Other Benefits of Performance Management *

·         Helps you think about what results you really want. You're forced to be accountable, to "put a stake in the ground".

·         Depersonalizes issues. Supervisor's focus on behaviors and results, rather than personalities.

·         Validates expectations. In today's age of high expectations when organizations are striving to transform themselves and society, having measurable results can verify whether grand visions are realistic or not.

·         Helps ensure equitable treatment of employees because appraisals are based on results.

·         Optimizes operations in the organization because goals and results are more closely aligned.

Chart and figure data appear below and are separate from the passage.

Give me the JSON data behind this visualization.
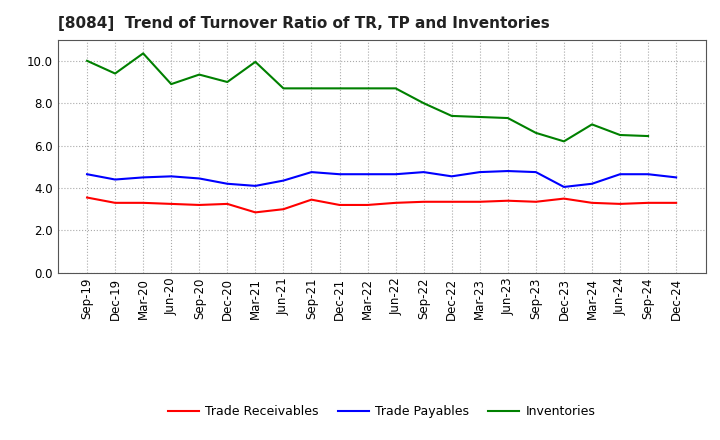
{
  "title": "[8084]  Trend of Turnover Ratio of TR, TP and Inventories",
  "x_labels": [
    "Sep-19",
    "Dec-19",
    "Mar-20",
    "Jun-20",
    "Sep-20",
    "Dec-20",
    "Mar-21",
    "Jun-21",
    "Sep-21",
    "Dec-21",
    "Mar-22",
    "Jun-22",
    "Sep-22",
    "Dec-22",
    "Mar-23",
    "Jun-23",
    "Sep-23",
    "Dec-23",
    "Mar-24",
    "Jun-24",
    "Sep-24",
    "Dec-24"
  ],
  "trade_receivables": [
    3.55,
    3.3,
    3.3,
    3.25,
    3.2,
    3.25,
    2.85,
    3.0,
    3.45,
    3.2,
    3.2,
    3.3,
    3.35,
    3.35,
    3.35,
    3.4,
    3.35,
    3.5,
    3.3,
    3.25,
    3.3,
    3.3
  ],
  "trade_payables": [
    4.65,
    4.4,
    4.5,
    4.55,
    4.45,
    4.2,
    4.1,
    4.35,
    4.75,
    4.65,
    4.65,
    4.65,
    4.75,
    4.55,
    4.75,
    4.8,
    4.75,
    4.05,
    4.2,
    4.65,
    4.65,
    4.5
  ],
  "inventories": [
    10.0,
    9.4,
    10.35,
    8.9,
    9.35,
    9.0,
    9.95,
    8.7,
    8.7,
    8.7,
    8.7,
    8.7,
    8.0,
    7.4,
    7.35,
    7.3,
    6.6,
    6.2,
    7.0,
    6.5,
    6.45,
    null
  ],
  "tr_color": "#ff0000",
  "tp_color": "#0000ff",
  "inv_color": "#008000",
  "ylim": [
    0.0,
    11.0
  ],
  "yticks": [
    0.0,
    2.0,
    4.0,
    6.0,
    8.0,
    10.0
  ],
  "background_color": "#ffffff",
  "grid_color": "#aaaaaa",
  "title_fontsize": 11,
  "tick_fontsize": 8.5,
  "legend_fontsize": 9
}
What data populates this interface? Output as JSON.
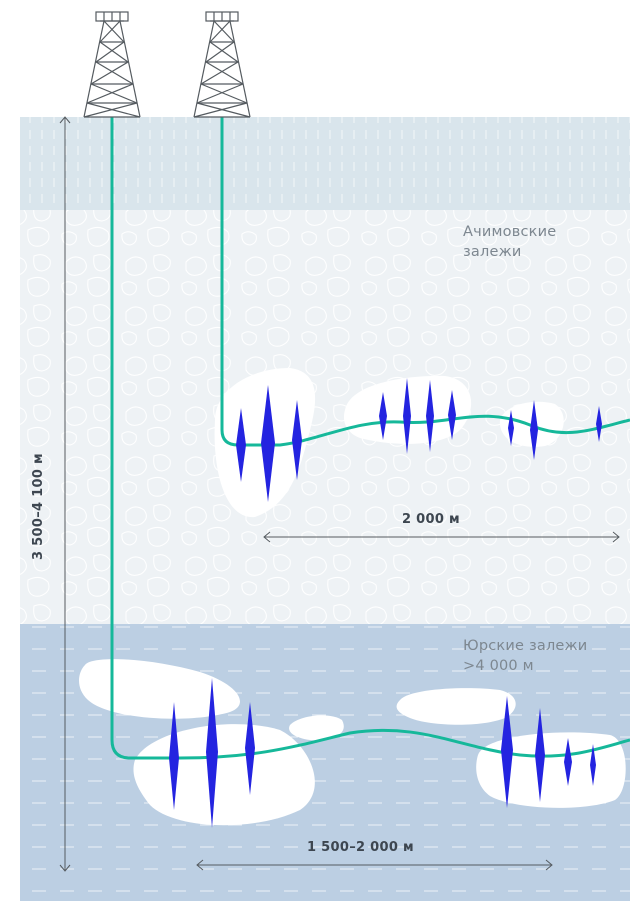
{
  "labels": {
    "achimov": [
      "Ачимовские",
      "залежи"
    ],
    "jurassic": [
      "Юрские залежи",
      ">4 000 м"
    ]
  },
  "dimensions": {
    "total_depth": "3 500–4 100 м",
    "upper_horizontal": "2 000 м",
    "lower_horizontal": "1 500–2 000 м"
  },
  "colors": {
    "top_layer": "#d9e5ec",
    "middle_layer": "#eef2f5",
    "bottom_layer": "#bccfe3",
    "well": "#16b89a",
    "fracture": "#2424e0",
    "rig": "#555b60"
  }
}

·         Cultivates a change in perspective from activities to results.

·         Performance reviews are focused on contributions to the organizational goals, e.g., forms include the question "What organizational goal were contributed to and how?"

·         Supports ongoing communication, feedback and dialogue about organizational goals. Also supports communication between employee and supervisor.

·         Performance is seen as an ongoing process, rather than a one-time, snapshot event.

·         Provokes focus on the needs of customers, whether internal or external.

·         Cultivates a systems perspective, that is, focus on the relationships and exchanges between subsystems, e.g., departments, processes, teams and employees. Accordingly, personnel focus on patterns and themes in the organization, rather than specific events.

·         Continuing focus and analysis on results helps to correct several myths, e.g., "learning means results", "job satisfaction produces productivity", etc.

·         Produces specificity in commitments and resources.

·         Provides specificity for comparisons, direction and planning.

·         Redirects attention from bottom-up approaches (e.g., doing job descriptions, performance reviews, etc., first and then "rolling up" results to the top of the organization) to top-down approaches (e.g., ensuring all subsystem goals and results are aligned first with the organization's overall goals and results).